A retired NASA astronaut whose first and only space flight set a duration record for the space shuttle, has died. Captain Charles E. Brady, Jr. was 54 when he passed away on July 23.
Brady was selected as a NASA astronaut in 1992 as part of the space agency's 14th group of candidates. He filled various technical assignments while waiting for his first mission, including testing flight software for the orbiter as part of the Shuttle Avionics Integration Laboratory (SAIL).
On June 20, 1996, Brady launched with the STS-78 crew of six other astronauts aboard shuttle Columbia. Planned as a long duration mission dedicated to life science and microgravity experiments, the flight was seen a precursor to beginning research on the International Space Station.
A physician, Brady flew as a mission specialist taking part in medical experiments inside the Spacelab module located in Columbia's payload bay. Brady and his fellow crewmates' research included the first in-depth study of microgravity sleep and how it affected circadian rhythms.

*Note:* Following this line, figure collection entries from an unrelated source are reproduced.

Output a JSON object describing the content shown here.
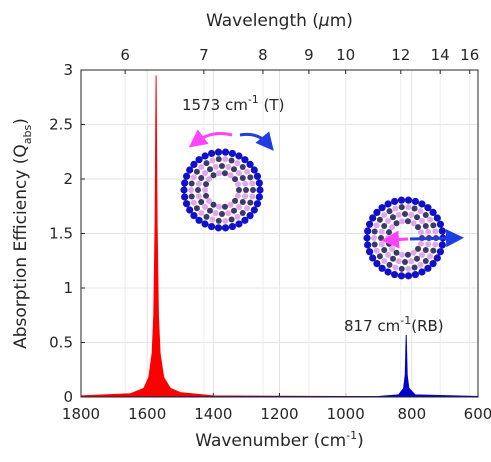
{
  "chart_data": {
    "type": "area",
    "title_top": [
      "Wavelength (",
      "μ",
      "m)"
    ],
    "xlabel": [
      "Wavenumber (cm",
      "-1",
      ")"
    ],
    "ylabel": [
      "Absorption Efficiency (Q",
      "abs",
      ")"
    ],
    "xlim": [
      1800,
      600
    ],
    "ylim": [
      0,
      3
    ],
    "xticks": [
      1800,
      1600,
      1400,
      1200,
      1000,
      800,
      600
    ],
    "yticks": [
      0,
      0.5,
      1,
      1.5,
      2,
      2.5,
      3
    ],
    "x2ticks": [
      6,
      7,
      8,
      9,
      10,
      12,
      14,
      16
    ],
    "grid": true,
    "series": [
      {
        "color": "#ff0000",
        "x": [
          1800,
          1650,
          1610,
          1595,
          1585,
          1580,
          1576,
          1573,
          1570,
          1566,
          1561,
          1550,
          1530,
          1500,
          1400,
          600
        ],
        "values": [
          0.01,
          0.03,
          0.08,
          0.18,
          0.4,
          0.75,
          1.6,
          2.95,
          1.6,
          0.75,
          0.4,
          0.18,
          0.08,
          0.04,
          0.01,
          0
        ]
      },
      {
        "color": "#0000cc",
        "x": [
          1800,
          900,
          840,
          825,
          820,
          817,
          814,
          809,
          790,
          600
        ],
        "values": [
          0,
          0.005,
          0.02,
          0.08,
          0.2,
          0.57,
          0.2,
          0.08,
          0.02,
          0.005
        ]
      }
    ],
    "annotations": [
      {
        "parts": [
          "1573 cm",
          "-1",
          " (T)"
        ]
      },
      {
        "parts": [
          "817 cm",
          "-1",
          "(RB)"
        ]
      }
    ]
  }
}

During the eighth day of the flight, Brady carried an unlit Olympic Torch aloft as he rode a stationary bicycle in a tribute to the 1996 Olympics, which began in Atlanta, GA the day before the mission launched.
A ham radio enthusiast, Brady also took time during the mission to use the Shuttle Amateur Radio EXperiment (SAREX), to connect with middle school students living in Washington state.
Credited as among the "pioneers" of SAREX, Brady said in one ham radio contact from space that "he predicted that Amateur Radio would be a very important means for astronauts to feel as though they were in touch with the world while staying on-orbit for months on end -- and so it is," reported the American Radio Relay League, which was the first to post the news on-line of Brady's passing.
On July 7, 1996, after 16 days, 21 hours, 48 minutes and 30 seconds in space, Brady and his crewmates landed at Kennedy Space Center in Florida, establishing the record for the longest shuttle mission to date, at that time. Their record was broken four months and two missions later by STS-80, which spent more than 17 days in orbit.
After logging over 405 hours in space, Brady continued at NASA, as deputy chief for shuttle astronaut training and then later as chief for space station astronaut training for the Mission Operations Division. He retired from NASA in August 2002.
Born on August 12, 1951, Brady considered Robbins, NC as his hometown. He received a doctorate in medicine from Duke University in 1975, having completed his pre- med at the University of North Carolina at Chapel Hill in 1971. Following college, Brady worked in sports medicine and family practice as the team physician for Iowa State University, the University of North Carolina at Chapel Hill and at East Carolina University in Greenville, NC.
In 1986, Brady joined the Navy, where he was trained as a flight surgeon, leading to his service aboard the aircraft carrier USS Ranger. In 1988, Brady was selected for the Navy's "Blue Angels" demonstration squadron, where he served as flight surgeon until 1990.
He was serving in Tactical Electronic Warfare Squadron 129 when selected for the astronaut program.
A resident of Oak Harbor, Washington, Brady is survived by his fiancee Susan, their four-year-old son and a sister.